Sue Sinclair & Kerry-Lee Powell, A Poetry Reading
“It took six years to write this poem.”
That’s what Sue Sinclair said about one of her poems, at a recent Poetry Reading held at Folio Books. The book store, located at the corner of Botsford Street and St. George Street in Moncton, NB, has become the setting for monthly readings in the Attic Owl Reading Series. Last week’s reading featured two Canadian-born poets, Sue Sinclair and Kerry-Lee Powell.
Sue finished reading a poem (the six-year one) from her “Exercises in Beauty”, an unpublished series which had grown from her work in philosophy. It was a poem about death, and yet it wasn’t. After she read, I had goose bumps and a shivering sense of the truth of her words.
Sue Sinclair read other poems.
From Breaker (Brick Books, 2008), a poem called In Spring, When the Earth:
to happiness, the things that weigh on us and demand
we lose a little of ourselves to them, are placed just so,
just in our way, so their hold might be greater.
From Mortal Arguments (Brick Books 2003), she read a poem called Dreams:
When you wake up, a slight
change inside you. Your suitcase
was searched. Everything’s still there
when you pick it up.
After she finished reading Dreams, Sue said that a well-written poem should be like that; reading it should have shifted or changed something inside the reader.

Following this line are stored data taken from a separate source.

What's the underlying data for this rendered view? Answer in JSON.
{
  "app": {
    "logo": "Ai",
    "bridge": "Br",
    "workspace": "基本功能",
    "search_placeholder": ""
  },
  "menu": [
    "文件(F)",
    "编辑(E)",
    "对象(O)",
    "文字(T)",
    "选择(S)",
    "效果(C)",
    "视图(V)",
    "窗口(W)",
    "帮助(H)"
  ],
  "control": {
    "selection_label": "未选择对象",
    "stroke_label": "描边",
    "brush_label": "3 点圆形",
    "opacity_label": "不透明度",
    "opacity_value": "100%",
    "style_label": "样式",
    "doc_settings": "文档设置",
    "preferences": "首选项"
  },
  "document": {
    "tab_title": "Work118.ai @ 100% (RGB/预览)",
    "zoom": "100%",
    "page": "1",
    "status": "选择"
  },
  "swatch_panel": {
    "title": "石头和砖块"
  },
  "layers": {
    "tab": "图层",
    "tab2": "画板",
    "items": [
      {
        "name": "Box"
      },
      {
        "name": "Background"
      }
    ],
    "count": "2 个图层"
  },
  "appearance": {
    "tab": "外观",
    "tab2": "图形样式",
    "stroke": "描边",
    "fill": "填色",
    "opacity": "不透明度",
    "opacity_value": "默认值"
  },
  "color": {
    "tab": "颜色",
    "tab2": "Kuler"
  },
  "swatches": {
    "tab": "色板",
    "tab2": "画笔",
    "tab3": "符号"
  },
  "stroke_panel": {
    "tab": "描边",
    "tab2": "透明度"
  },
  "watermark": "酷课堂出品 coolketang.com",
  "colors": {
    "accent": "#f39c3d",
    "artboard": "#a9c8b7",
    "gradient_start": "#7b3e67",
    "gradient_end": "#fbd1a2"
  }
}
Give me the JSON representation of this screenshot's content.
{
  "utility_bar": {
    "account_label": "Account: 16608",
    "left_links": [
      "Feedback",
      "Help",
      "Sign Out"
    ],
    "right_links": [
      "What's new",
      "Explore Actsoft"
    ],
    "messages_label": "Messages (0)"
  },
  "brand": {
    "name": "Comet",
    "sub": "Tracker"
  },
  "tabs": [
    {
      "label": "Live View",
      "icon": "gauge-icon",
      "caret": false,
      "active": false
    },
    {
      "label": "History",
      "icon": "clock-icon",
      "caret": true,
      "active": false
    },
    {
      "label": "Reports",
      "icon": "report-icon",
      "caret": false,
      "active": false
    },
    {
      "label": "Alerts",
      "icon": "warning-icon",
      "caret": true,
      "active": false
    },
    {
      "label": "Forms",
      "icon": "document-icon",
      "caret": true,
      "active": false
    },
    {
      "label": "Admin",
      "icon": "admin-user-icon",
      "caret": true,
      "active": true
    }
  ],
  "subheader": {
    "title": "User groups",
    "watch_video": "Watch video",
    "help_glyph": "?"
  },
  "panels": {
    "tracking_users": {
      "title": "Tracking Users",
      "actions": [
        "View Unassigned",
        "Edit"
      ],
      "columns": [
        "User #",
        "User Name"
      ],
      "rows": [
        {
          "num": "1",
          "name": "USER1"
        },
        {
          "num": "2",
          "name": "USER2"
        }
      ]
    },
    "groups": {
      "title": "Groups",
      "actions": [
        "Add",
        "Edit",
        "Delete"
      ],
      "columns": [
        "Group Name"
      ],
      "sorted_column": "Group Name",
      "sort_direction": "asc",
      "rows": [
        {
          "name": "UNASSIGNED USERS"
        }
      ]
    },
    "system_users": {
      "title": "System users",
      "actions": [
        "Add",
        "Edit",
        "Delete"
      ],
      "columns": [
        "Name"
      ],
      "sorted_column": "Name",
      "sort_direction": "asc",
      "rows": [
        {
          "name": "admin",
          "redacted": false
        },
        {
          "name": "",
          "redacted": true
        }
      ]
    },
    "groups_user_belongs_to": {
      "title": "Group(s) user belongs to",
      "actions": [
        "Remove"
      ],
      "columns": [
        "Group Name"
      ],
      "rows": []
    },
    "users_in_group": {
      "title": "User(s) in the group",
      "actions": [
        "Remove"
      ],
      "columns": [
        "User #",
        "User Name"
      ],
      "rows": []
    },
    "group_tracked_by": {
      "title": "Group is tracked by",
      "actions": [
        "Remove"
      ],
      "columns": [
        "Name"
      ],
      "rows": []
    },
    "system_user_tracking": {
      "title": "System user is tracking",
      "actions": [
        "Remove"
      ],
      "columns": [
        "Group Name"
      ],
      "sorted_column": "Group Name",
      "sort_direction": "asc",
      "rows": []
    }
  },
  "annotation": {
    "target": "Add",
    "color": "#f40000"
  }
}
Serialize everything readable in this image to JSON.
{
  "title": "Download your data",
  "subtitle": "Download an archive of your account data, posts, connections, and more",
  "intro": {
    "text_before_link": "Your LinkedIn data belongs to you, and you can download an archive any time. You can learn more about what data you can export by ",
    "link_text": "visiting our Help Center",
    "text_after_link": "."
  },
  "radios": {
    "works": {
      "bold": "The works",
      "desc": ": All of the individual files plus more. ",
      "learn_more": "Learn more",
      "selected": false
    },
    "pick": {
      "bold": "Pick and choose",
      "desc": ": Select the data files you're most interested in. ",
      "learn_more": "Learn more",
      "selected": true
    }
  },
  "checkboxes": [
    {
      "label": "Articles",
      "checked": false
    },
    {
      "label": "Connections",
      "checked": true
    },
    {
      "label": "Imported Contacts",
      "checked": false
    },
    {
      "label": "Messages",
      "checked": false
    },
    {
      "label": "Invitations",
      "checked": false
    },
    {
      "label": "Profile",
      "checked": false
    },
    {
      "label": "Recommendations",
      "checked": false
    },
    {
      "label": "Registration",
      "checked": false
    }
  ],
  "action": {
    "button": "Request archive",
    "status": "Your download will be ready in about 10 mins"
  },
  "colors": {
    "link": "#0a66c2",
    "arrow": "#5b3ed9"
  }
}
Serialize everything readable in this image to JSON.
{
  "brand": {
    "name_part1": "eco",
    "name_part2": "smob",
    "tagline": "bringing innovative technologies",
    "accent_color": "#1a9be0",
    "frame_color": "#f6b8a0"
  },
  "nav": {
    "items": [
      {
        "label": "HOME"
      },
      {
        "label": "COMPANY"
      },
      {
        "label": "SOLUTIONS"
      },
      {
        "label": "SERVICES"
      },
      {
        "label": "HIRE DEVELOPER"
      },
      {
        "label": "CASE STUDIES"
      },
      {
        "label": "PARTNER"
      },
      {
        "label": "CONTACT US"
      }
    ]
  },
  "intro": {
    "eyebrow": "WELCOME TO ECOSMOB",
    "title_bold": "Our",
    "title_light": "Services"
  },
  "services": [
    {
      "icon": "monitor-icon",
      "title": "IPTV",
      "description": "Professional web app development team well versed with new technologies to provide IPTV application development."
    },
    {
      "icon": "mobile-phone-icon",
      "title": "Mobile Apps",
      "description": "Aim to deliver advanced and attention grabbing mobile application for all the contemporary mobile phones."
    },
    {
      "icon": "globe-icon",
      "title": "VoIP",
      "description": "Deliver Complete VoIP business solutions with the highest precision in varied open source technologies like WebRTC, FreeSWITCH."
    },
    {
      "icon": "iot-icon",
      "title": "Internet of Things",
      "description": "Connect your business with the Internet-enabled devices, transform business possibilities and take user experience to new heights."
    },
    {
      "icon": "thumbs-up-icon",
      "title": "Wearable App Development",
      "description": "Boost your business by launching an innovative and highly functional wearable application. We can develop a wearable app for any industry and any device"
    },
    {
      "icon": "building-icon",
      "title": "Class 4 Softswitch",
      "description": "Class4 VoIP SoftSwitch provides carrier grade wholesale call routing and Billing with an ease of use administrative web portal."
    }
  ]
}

Sue Sinclair’s work has been described as “of shattering intensity, the product of an extraordinary poetic intelligence.” Her work has been nominated for awards including the Gerald Lampert and Pat Lowther awards and the Atlantic Book Prize for Poetry. In 2005, Sue received the International Publisher’s Award for Poetry. Mortal Arguments was a Globe & Mail Top 100 book. In addition to Mortal Arguments, she has published three other books of poetry: Secrets of Weather & Hope, The Drunken Lovely Bird and Breakers. Sue has just completed being Writer-in-Residence at University of New Brunswick for 2011-2012 and is moving to Montreal, Quebec to work and write.
Kerry-Lee Powell read from her work, some of which you can find at http://www.kerryleepowell.ca Among others, she read Family Jewel and Fandango. I was touched by a poem she had written about her father, whose personality had changed completely after being shipwrecked and adrift in the North Atlantic for eleven days. Her poetry was raw and energetic, pulling me along as she read.
Her poem Family Jewel was about being caught stealing an opal ring from a neighbour’s jewellery box.
...Sticky with candy and dirt, it lay tucked
All day in my shorts, cutting a ruby wedge
Into my private parts. Even buried
At home in a basement chest
It caused an itch…
Kerry-Lee’s work has been published in Malahat Review and CV2. She is the 2011 first and second prize winner of the New Quarterly Magazine’s Occasional Verse contest. She currently lives in New Brunswick.
The Folio Book Shop was a welcoming venue with walls of books, stacks of books, towers of books, books on shelves and under glass. The aroma of books, old paper, glue and bindings permeated the shop. Even the books themselves seemed to lean in with respectful recognition of the talent in the room, to enjoy the readings from Sue and Kerry-Lee and to share their love of words.
Following the readings there was a question period. Someone asked how a poet knows when a poem is finished. Sue said, “How do you know when you’re finished making love?” Kerry-Lee said, “You sense a natural stopping place, like bumping up against something solid. It feels complete.” Both poets were gracious and warm with their responses to questions about the writing process.
After the formal part of the reading, the two dozen people in attendance had wine and nibbles and conversation. As I left, I heard people speaking about writing, the length of time it takes and the discipline and solitude it requires.
And, I felt better knowing that sometimes it takes six years to write a poem that produces goose bumps.